Daily dosing with flutamide or Casodex exerts maximal antiandrogenic activity
1997
Objectives. Because the large increase in luteinizing hormone secretion induced by flutamide in the intact rat is not found in men, we have used castrated rats and mice supplemented with androstenedione (4-dione) instead of intact animals to measure the activity of the pure antiandrogens flutamide and Casodex. Methods.
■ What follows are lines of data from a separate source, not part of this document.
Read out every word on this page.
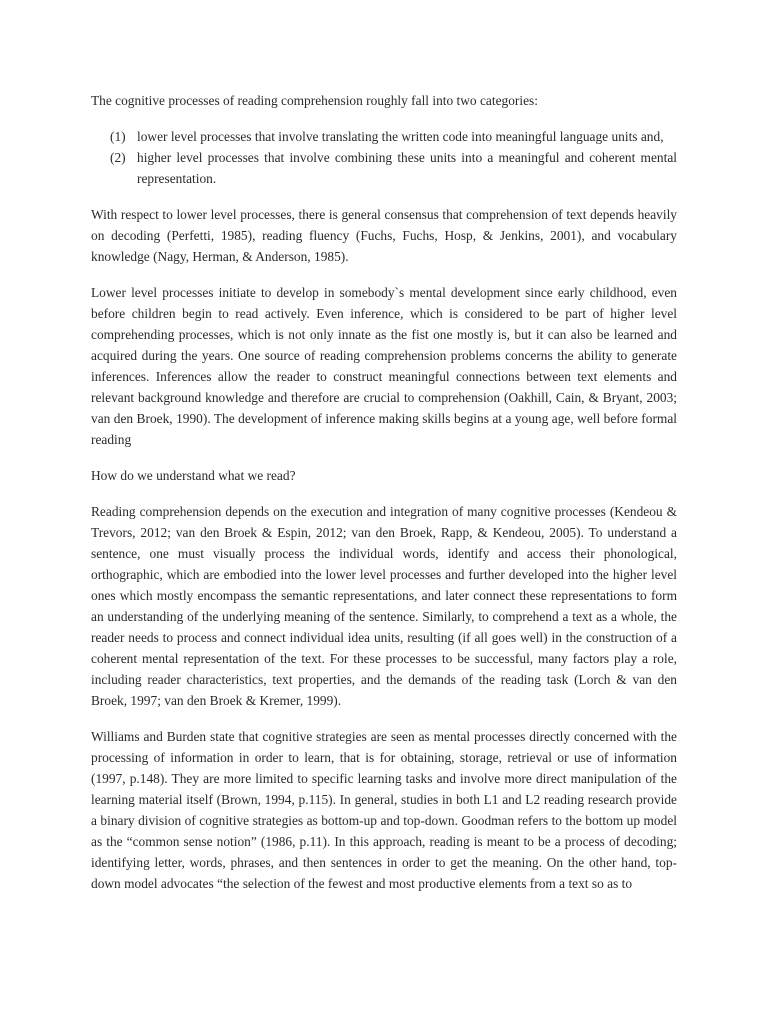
The cognitive processes of reading comprehension roughly fall into two categories:

(1) lower level processes that involve translating the written code into meaningful language units and,
(2) higher level processes that involve combining these units into a meaningful and coherent mental representation.

With respect to lower level processes, there is general consensus that comprehension of text depends heavily on decoding (Perfetti, 1985), reading fluency (Fuchs, Fuchs, Hosp, & Jenkins, 2001), and vocabulary knowledge (Nagy, Herman, & Anderson, 1985).

Lower level processes initiate to develop in somebody`s mental development since early childhood, even before children begin to read actively. Even inference, which is considered to be part of higher level comprehending processes, which is not only innate as the fist one mostly is, but it can also be learned and acquired during the years. One source of reading comprehension problems concerns the ability to generate inferences. Inferences allow the reader to construct meaningful connections between text elements and relevant background knowledge and therefore are crucial to comprehension (Oakhill, Cain, & Bryant, 2003; van den Broek, 1990). The development of inference making skills begins at a young age, well before formal reading

How do we understand what we read?

Reading comprehension depends on the execution and integration of many cognitive processes (Kendeou & Trevors, 2012; van den Broek & Espin, 2012; van den Broek, Rapp, & Kendeou, 2005). To understand a sentence, one must visually process the individual words, identify and access their phonological, orthographic, which are embodied into the lower level processes and further developed into the higher level ones which mostly encompass the semantic representations, and later connect these representations to form an understanding of the underlying meaning of the sentence. Similarly, to comprehend a text as a whole, the reader needs to process and connect individual idea units, resulting (if all goes well) in the construction of a coherent mental representation of the text. For these processes to be successful, many factors play a role, including reader characteristics, text properties, and the demands of the reading task (Lorch & van den Broek, 1997; van den Broek & Kremer, 1999).

Williams and Burden state that cognitive strategies are seen as mental processes directly concerned with the processing of information in order to learn, that is for obtaining, storage, retrieval or use of information (1997, p.148). They are more limited to specific learning tasks and involve more direct manipulation of the learning material itself (Brown, 1994, p.115). In general, studies in both L1 and L2 reading research provide a binary division of cognitive strategies as bottom-up and top-down. Goodman refers to the bottom up model as the “common sense notion” (1986, p.11). In this approach, reading is meant to be a process of decoding; identifying letter, words, phrases, and then sentences in order to get the meaning. On the other hand, top-down model advocates “the selection of the fewest and most productive elements from a text so as to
We first compared the effect of different schedules of administration of various doses of the two antiandrogens on prostate and seminal vesicle weights in the castrated rat and mice models. Results. For both flutamide and Casodex, no consistent difference was found between the effects of once daily and thrice daily oral dosing in the rat. It was observed, however, that flutamide, especially at the high and therapeutically more effective doses, is about three times more potent than Casodex under both schedules of dosing. When flutamide was administered subcutaneously three times a day, twice a day, once a day, or once every second day in rats and mice, no difference was observed. in the degree of inhibition achieved on prostate and seminal vesicle weights. Conclusions. The present data show that Casodex is about three times less potent than flutamide on the well-recognized parameters of androgen responsiveness in the rat, namely prostate and seminal vesicle weights. Another finding is that once daily dosing with flutamide exhibits an effectiveness comparable to thrice daily dosing; such data may have potential significance in facilitating compliance by administration of flutamide once daily instead of the current thrice daily schedule in men. Moreover, these data, if obtained in a reliable in vivo model, should be helpful in determining the choice of an appropriate dose of Casodex for the treatment of prostate cancer.